Le 24 avril 2022, au bout d’une soirée de second tour d’élection présidentielle où flottaient davantage la tristesse et l’étouffement que la satisfaction des 13 millions de voix qu’elle avait recueillies, Marine Le Pen, candidate du Rassemblement national (RN), avait appelé le chef de l’Etat tout juste réélu, Emmanuel Macron, lui faisant cette promesse : « Si l’on prend 3 millions d’électeurs tous les cinq ans, la prochaine fois, ce sera nous. » Deux ans ont passé depuis cette déclaration bravache et l’extrême droite frappe à la porte de Matignon.

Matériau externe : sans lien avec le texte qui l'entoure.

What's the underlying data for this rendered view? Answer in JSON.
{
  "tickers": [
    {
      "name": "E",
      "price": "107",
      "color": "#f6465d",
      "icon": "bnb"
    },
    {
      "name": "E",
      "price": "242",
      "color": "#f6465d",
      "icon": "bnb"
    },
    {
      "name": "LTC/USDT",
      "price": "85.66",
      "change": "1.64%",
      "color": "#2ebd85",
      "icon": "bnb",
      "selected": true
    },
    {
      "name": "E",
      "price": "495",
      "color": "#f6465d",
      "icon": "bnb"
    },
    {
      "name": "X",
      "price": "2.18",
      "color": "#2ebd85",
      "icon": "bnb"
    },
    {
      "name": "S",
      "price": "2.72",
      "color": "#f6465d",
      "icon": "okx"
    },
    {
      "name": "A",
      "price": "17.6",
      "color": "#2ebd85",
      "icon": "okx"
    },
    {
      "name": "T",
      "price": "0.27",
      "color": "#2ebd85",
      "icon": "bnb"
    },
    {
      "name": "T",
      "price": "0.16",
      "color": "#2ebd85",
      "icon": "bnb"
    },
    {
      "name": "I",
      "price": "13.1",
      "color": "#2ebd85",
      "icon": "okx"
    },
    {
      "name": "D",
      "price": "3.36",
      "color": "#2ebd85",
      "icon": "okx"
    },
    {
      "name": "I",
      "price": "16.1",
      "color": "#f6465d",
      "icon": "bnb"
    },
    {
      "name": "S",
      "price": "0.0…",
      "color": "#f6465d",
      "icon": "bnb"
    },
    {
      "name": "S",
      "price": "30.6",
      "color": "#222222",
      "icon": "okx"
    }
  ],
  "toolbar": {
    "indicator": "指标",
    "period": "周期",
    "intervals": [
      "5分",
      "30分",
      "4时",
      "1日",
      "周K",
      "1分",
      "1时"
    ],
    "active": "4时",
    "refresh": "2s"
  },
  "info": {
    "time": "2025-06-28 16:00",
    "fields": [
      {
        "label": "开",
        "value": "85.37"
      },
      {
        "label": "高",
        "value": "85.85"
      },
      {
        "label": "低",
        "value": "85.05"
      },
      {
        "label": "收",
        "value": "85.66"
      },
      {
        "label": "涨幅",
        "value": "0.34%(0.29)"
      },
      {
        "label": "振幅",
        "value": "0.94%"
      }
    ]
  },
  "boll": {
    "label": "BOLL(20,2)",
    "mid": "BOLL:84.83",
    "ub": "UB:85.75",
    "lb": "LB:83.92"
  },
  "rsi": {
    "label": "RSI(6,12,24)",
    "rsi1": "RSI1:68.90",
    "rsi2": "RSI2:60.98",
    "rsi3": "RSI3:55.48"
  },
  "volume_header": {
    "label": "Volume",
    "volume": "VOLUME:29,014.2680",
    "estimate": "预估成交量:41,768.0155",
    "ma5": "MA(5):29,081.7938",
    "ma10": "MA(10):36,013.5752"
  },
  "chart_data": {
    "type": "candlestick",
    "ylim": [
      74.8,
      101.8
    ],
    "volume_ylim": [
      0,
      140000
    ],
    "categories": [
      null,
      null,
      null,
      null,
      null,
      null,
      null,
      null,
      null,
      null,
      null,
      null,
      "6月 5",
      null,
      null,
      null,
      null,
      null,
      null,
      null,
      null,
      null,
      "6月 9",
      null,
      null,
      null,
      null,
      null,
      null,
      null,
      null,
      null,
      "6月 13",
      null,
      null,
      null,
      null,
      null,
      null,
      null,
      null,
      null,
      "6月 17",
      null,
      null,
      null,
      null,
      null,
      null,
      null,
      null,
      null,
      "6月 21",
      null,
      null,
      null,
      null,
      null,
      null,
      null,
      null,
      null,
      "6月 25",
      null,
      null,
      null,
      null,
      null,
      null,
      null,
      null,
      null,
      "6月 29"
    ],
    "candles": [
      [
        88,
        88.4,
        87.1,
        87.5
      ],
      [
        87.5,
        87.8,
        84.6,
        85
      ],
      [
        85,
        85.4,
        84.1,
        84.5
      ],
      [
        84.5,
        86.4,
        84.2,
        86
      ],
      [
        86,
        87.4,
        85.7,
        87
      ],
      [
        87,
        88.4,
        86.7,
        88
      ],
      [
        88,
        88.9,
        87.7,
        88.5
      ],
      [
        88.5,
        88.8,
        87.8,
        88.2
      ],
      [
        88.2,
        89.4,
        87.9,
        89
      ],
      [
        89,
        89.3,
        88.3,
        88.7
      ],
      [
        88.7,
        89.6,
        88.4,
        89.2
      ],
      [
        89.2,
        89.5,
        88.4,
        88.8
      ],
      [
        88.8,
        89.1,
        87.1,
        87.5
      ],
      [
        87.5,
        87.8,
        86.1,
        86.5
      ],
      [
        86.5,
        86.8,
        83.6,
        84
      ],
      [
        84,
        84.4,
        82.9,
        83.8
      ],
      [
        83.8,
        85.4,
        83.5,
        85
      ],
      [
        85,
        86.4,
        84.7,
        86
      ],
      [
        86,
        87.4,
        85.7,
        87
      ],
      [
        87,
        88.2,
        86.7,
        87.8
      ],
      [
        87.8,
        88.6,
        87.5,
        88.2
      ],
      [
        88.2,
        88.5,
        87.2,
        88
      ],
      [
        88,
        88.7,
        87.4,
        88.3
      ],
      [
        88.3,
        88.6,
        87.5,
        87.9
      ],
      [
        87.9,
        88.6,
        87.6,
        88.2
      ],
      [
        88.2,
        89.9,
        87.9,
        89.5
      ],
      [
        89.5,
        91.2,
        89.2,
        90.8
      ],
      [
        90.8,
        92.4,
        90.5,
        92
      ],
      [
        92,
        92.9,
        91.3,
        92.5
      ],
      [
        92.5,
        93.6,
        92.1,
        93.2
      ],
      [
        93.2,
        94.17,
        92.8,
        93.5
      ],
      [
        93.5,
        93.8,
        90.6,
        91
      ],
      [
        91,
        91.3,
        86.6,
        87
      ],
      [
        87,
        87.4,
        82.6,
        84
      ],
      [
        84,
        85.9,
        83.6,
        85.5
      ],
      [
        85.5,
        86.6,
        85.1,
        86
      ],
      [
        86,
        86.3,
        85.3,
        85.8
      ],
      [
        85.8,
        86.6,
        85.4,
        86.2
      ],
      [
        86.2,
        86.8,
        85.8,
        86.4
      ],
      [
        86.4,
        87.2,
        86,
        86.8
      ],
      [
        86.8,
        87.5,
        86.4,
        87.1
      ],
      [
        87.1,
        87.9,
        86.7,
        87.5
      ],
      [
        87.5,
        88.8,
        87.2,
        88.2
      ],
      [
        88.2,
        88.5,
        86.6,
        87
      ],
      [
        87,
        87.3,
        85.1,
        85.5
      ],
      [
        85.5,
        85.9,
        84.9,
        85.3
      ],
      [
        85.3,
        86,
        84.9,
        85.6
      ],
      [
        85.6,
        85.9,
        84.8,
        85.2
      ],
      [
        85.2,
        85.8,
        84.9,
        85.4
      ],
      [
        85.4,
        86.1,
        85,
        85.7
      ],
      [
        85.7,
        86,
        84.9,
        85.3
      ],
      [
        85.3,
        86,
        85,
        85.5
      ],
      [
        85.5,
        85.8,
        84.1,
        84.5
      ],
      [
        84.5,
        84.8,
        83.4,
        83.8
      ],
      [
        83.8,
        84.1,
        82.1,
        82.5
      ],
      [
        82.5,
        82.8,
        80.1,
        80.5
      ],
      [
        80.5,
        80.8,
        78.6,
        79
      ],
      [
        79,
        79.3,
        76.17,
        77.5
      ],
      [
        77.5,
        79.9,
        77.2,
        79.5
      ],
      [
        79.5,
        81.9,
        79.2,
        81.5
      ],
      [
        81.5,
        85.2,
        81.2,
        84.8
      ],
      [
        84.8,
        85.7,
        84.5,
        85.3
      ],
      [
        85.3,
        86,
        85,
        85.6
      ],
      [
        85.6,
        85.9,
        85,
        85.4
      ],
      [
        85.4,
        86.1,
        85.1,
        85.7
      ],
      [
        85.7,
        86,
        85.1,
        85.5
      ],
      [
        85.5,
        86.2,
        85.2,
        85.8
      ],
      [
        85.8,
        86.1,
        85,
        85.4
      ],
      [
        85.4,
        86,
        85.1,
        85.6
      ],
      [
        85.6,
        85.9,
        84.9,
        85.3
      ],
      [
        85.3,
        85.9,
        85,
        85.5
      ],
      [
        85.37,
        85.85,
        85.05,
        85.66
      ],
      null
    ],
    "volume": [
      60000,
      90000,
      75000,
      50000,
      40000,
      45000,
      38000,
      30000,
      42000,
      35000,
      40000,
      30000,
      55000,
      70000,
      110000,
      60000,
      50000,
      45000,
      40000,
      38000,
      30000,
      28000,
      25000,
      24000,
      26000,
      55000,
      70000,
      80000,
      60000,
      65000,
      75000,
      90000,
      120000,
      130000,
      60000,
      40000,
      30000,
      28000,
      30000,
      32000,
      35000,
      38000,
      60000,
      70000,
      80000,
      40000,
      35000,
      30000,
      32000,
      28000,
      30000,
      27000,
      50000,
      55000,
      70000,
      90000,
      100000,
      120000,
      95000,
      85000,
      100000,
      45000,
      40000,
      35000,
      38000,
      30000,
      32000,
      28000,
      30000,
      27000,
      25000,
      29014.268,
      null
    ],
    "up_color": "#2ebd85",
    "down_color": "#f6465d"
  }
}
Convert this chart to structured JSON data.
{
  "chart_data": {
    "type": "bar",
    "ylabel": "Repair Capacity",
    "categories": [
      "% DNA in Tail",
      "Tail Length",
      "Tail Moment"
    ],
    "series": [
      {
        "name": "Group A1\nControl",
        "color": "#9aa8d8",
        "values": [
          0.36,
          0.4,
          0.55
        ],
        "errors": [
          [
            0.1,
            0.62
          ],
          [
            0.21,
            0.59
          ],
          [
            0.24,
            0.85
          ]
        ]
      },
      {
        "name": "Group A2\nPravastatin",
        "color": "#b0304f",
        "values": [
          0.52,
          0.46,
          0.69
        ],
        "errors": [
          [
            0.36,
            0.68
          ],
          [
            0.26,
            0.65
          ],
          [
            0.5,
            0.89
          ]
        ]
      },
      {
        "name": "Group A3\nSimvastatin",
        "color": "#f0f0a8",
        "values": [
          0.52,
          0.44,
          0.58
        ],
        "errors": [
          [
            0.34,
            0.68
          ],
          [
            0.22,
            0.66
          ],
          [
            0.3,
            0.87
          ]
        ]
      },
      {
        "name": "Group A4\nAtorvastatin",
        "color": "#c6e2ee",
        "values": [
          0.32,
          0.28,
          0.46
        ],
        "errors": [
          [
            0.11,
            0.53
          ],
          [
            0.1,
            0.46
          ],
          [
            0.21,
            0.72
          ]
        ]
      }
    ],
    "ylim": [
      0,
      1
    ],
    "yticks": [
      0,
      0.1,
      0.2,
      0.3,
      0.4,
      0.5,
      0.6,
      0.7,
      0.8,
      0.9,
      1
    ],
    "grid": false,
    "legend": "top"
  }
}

A l’époque, la phrase ressemble à une promesse prononcée sans trop y croire ; Marine Le Pen ne pense pas à 2027, pas pour elle. La finaliste de l’élection présidentielle s’est terrée chez elle, loin de la presse et de ses partisans, quand la gauche capte le récit des législatives à venir. Le parti d’extrême droite, où rien ne se passe quand la patronne se retire, l’accompagne dans ce sommeil prolongé jusqu’aux scrutins législatifs des 12 et 19 juin 2022.
Qu’envisage-t-elle alors pour elle-même ? Pas grand-chose. Présidente d’un groupe sans poids, marginal ? « J’étais en première ligne en permanence, je ne veux plus l’être », dit-elle à ses proches. La campagne a été rude, perturbée par le phénomène médiatique Eric Zemmour ; le soir du premier tour, aussi, elle a tremblé jusque tard, inquiète de la remontée du vote en faveur de l’« insoumis » Jean-Luc Mélenchon, finissant à 400 000 voix derrière elle. Deux hommes qui, de son propre avis, ont joué un rôle dans la situation si favorable du RN deux ans plus tard.
Le 19 juin 2022, la trajectoire lepéniste rebondit comme une balle sauteuse : le front républicain se grippe, l’extrême droite remporte la majorité de ses duels face à la gauche et à la Macronie. « Les Français m’ont rappelé à leur bon souvenir ! », lance Mme Le Pen à ceux qui l’entourent, prolongeant la soirée électorale très tard, dans le bureau du maire d’Hénin-Beaumont (Pas-de-Calais), son ami Steeve Briois, où se succèdent les coups de fil des nouveaux députés du RN, certains inconnus de la présidente.
Ils sont 89, autant de porte-voix potentiels de son programme xénophobe, immuable sur l’immigration, si fluctuant sur le reste. Les finances du parti, qui vit d’expédients depuis des décennies, vont revenir dans le vert. Le groupe parlementaire du RN, qui eut toujours si peu à distribuer, devient le pôle d’attraction de la jeunesse diplômée de droite radicale.
Le changement de statut du RN
Au perchoir, on voit parfois un député lepéniste mener à la baguette un Hémicycle qui ne sait comment s’y prendre, avec ces gens cordiaux, encravatés, discrets, pas ouvertement racistes et qui citent le programme de Marine Le Pen comme on croit à l’Evangile. « Nous ne sommes pas là pour faire une longue carrière parlementaire. Nous sommes là pour conquérir le pouvoir, leur a-t-elle intimé lors de leur première visioconférence. Nous fabriquons en même temps un programme et des équipes de gouvernement. » Deux ans plus tard, peu de ministres potentiels ont émergé et le parti n’a toujours pas de député référent sur des sujets aussi cruciaux que la santé ou l’environnement. On les entend peu en commission, où la technicité des débats semble dépasser la plupart.